1. Recipe 1
Ingredients: 250g rib-eye steak, 10g black pepper, 10g allspice, 20g butter, 2g salt, 20g red wine, 20g onion.
Clean the steak, drain the water and place it in a fresh-keeping bag. Find a wooden stick and slap it on the steak a few times to break the ribs. This is because this will make the meat more tender. and will not shrink. Put some black pepper on top of the steak, then spread butter and salt, pinch it back and forth with your hands, and marinate for about half an hour. Heat the oven to 200°, place the marinated steak in a baking pan, add pepper and allspice, and bake for about 15 minutes. Take it out, turn it over and bake for 10 minutes. If you want it to be tender, you can shorten the time. Pour the red wine into the onions and warm them up. After the steak is taken out, pour the heated red wine over the steak and it's done.
2. Recipe 2
Ingredients: 100g fresh chestnuts, 1 catties chicken legs, 10g green onions, 5g minced ginger, 4g starch, 10g oyster sauce, 5g cooking wine, 3g white sugar, pepper 3g.
Soak the chestnuts for 1 hour, use toothpicks to remove the rough film in the gaps, clean them and put them into a large bowl. Cover the chestnuts with water and put them into an electric pot. Add an appropriate amount of water to the outer pot and steam until the power turns on. Take it out. Cut the chicken legs into quick shapes, pour them into clean water and bring to a boil. Take out the chicken legs and wash away the blood. Add water to a bowl to make wet starch. After frying the shallots and ginger with cooking oil, pour in the chicken pieces and various seasonings, add an appropriate amount of cold water and bring to a boil, then pour in the chestnuts, reduce to low heat and simmer for 20 minutes.

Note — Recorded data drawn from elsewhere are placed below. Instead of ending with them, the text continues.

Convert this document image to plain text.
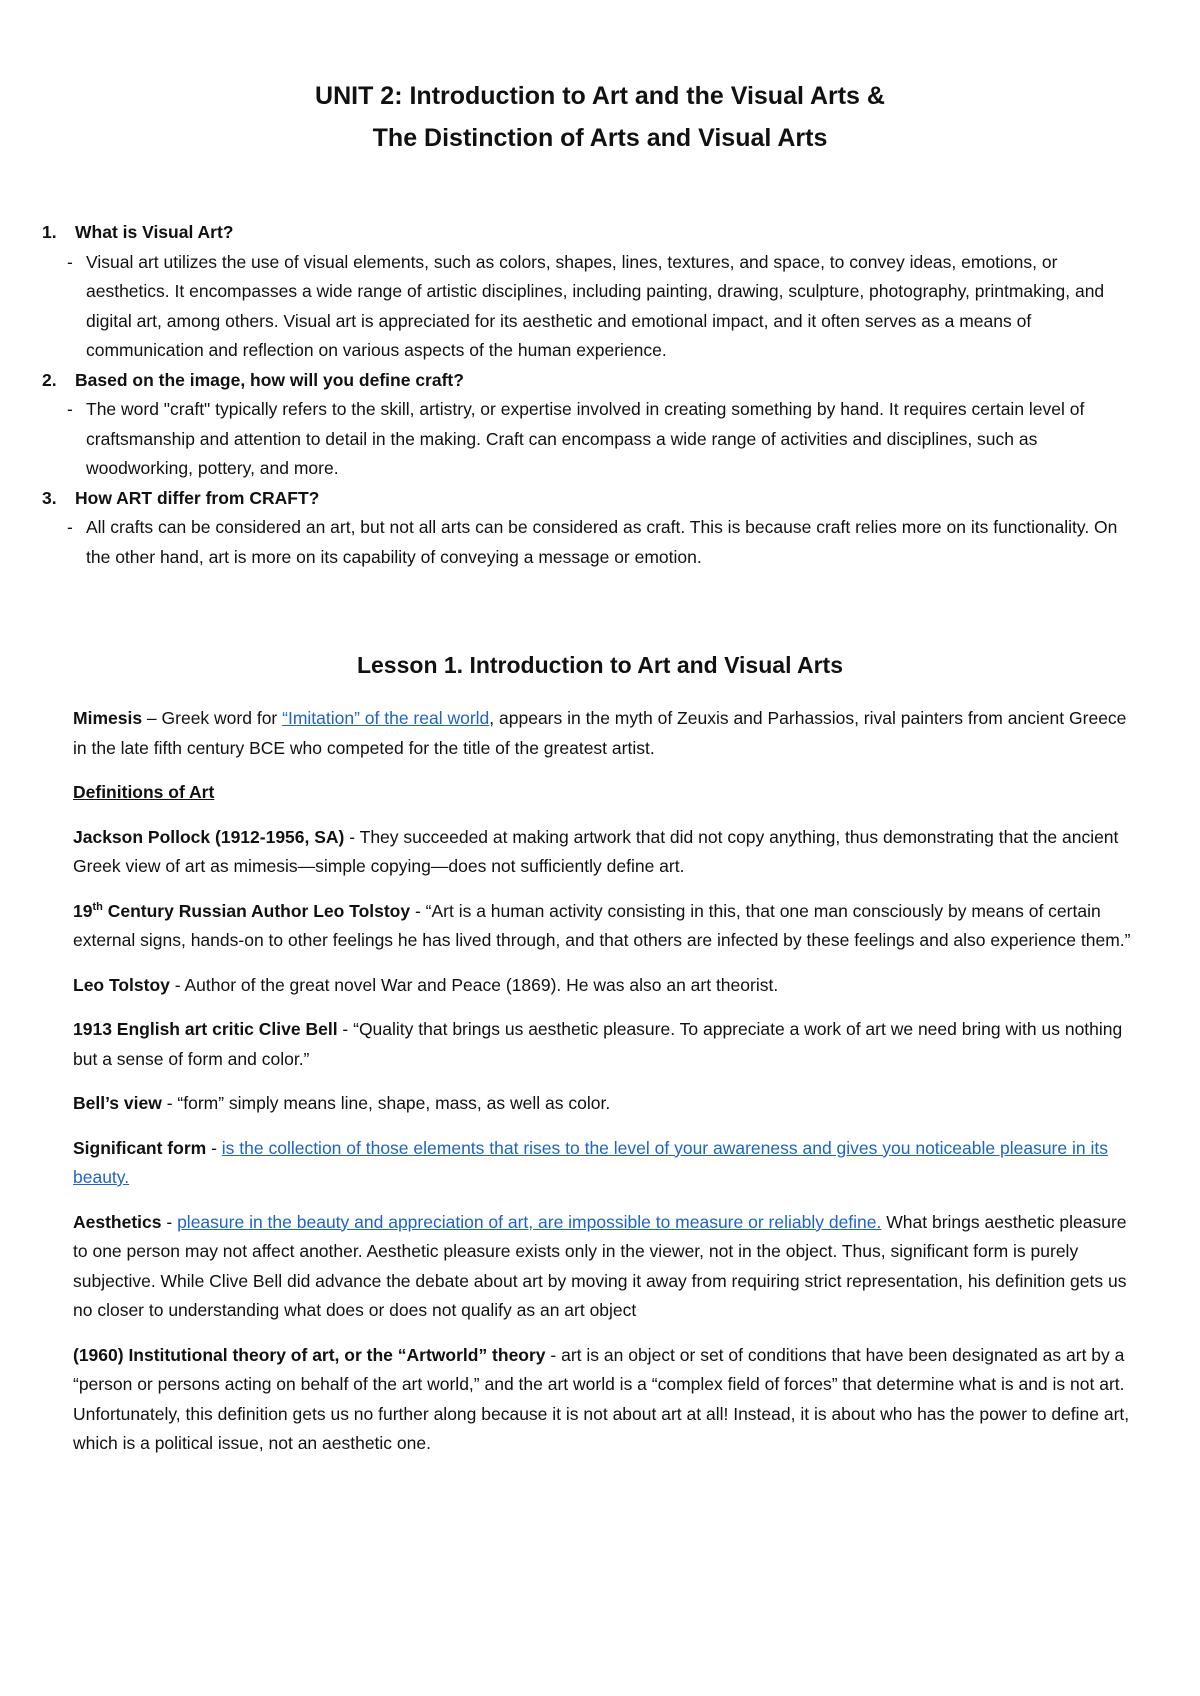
UNIT 2: Introduction to Art and the Visual Arts &
The Distinction of Arts and Visual Arts
1.	What is Visual Art?
- Visual art utilizes the use of visual elements, such as colors, shapes, lines, textures, and space, to convey ideas, emotions, or aesthetics. It encompasses a wide range of artistic disciplines, including painting, drawing, sculpture, photography, printmaking, and digital art, among others. Visual art is appreciated for its aesthetic and emotional impact, and it often serves as a means of communication and reflection on various aspects of the human experience.
2.	Based on the image, how will you define craft?
- The word "craft" typically refers to the skill, artistry, or expertise involved in creating something by hand. It requires certain level of craftsmanship and attention to detail in the making. Craft can encompass a wide range of activities and disciplines, such as woodworking, pottery, and more.
3.	How ART differ from CRAFT?
- All crafts can be considered an art, but not all arts can be considered as craft. This is because craft relies more on its functionality. On the other hand, art is more on its capability of conveying a message or emotion.
Lesson 1. Introduction to Art and Visual Arts

Mimesis – Greek word for “Imitation” of the real world, appears in the myth of Zeuxis and Parhassios, rival painters from ancient Greece in the late fifth century BCE who competed for the title of the greatest artist.

Definitions of Art

Jackson Pollock (1912-1956, SA) - They succeeded at making artwork that did not copy anything, thus demonstrating that the ancient Greek view of art as mimesis—simple copying—does not sufficiently define art.

19th Century Russian Author Leo Tolstoy - “Art is a human activity consisting in this, that one man consciously by means of certain external signs, hands-on to other feelings he has lived through, and that others are infected by these feelings and also experience them.”

Leo Tolstoy - Author of the great novel War and Peace (1869). He was also an art theorist.

1913 English art critic Clive Bell - “Quality that brings us aesthetic pleasure. To appreciate a work of art we need bring with us nothing but a sense of form and color.”

Bell’s view - “form” simply means line, shape, mass, as well as color.

Significant form - is the collection of those elements that rises to the level of your awareness and gives you noticeable pleasure in its beauty.

Aesthetics - pleasure in the beauty and appreciation of art, are impossible to measure or reliably define. What brings aesthetic pleasure to one person may not affect another. Aesthetic pleasure exists only in the viewer, not in the object. Thus, significant form is purely subjective. While Clive Bell did advance the debate about art by moving it away from requiring strict representation, his definition gets us no closer to understanding what does or does not qualify as an art object

(1960) Institutional theory of art, or the “Artworld” theory - art is an object or set of conditions that have been designated as art by a “person or persons acting on behalf of the art world,” and the art world is a “complex field of forces” that determine what is and is not art. Unfortunately, this definition gets us no further along because it is not about art at all! Instead, it is about who has the power to define art, which is a political issue, not an aesthetic one.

When the soup is slightly dry, pick out the green onion and ginger, pour in water and starch to thicken it, and then put it on a plate.
3. Recipe 3
Ingredients: 1 catty of silver carp head, half a catty of tofu, 5g of ginger, 10g of green garlic, 10g of cooking wine, 10g of bean paste, 5g of soy sauce, 5g of sweet noodle sauce, 3g of salt , 2g pepper, 3g starch.
Wash the fish head, dry it, cut into quick shapes, fry the fish head in cooking oil until golden brown and set aside. Cut the tofu into rectangles, fry in cooking oil until golden, take it out and pour it into a casserole, and put the fried fish head on top. Saute the minced ginger until fragrant, pour in all the seasonings and an appropriate amount of cold water and bring to a boil slowly, turn to high heat and bring to a boil, then turn to low heat and simmer for 40 minutes to allow the fish to absorb the flavor. When the soup is slightly dry, pour in an appropriate amount of water starch to thicken the soup, then add the garlic segments, roll it again and turn off the heat to serve.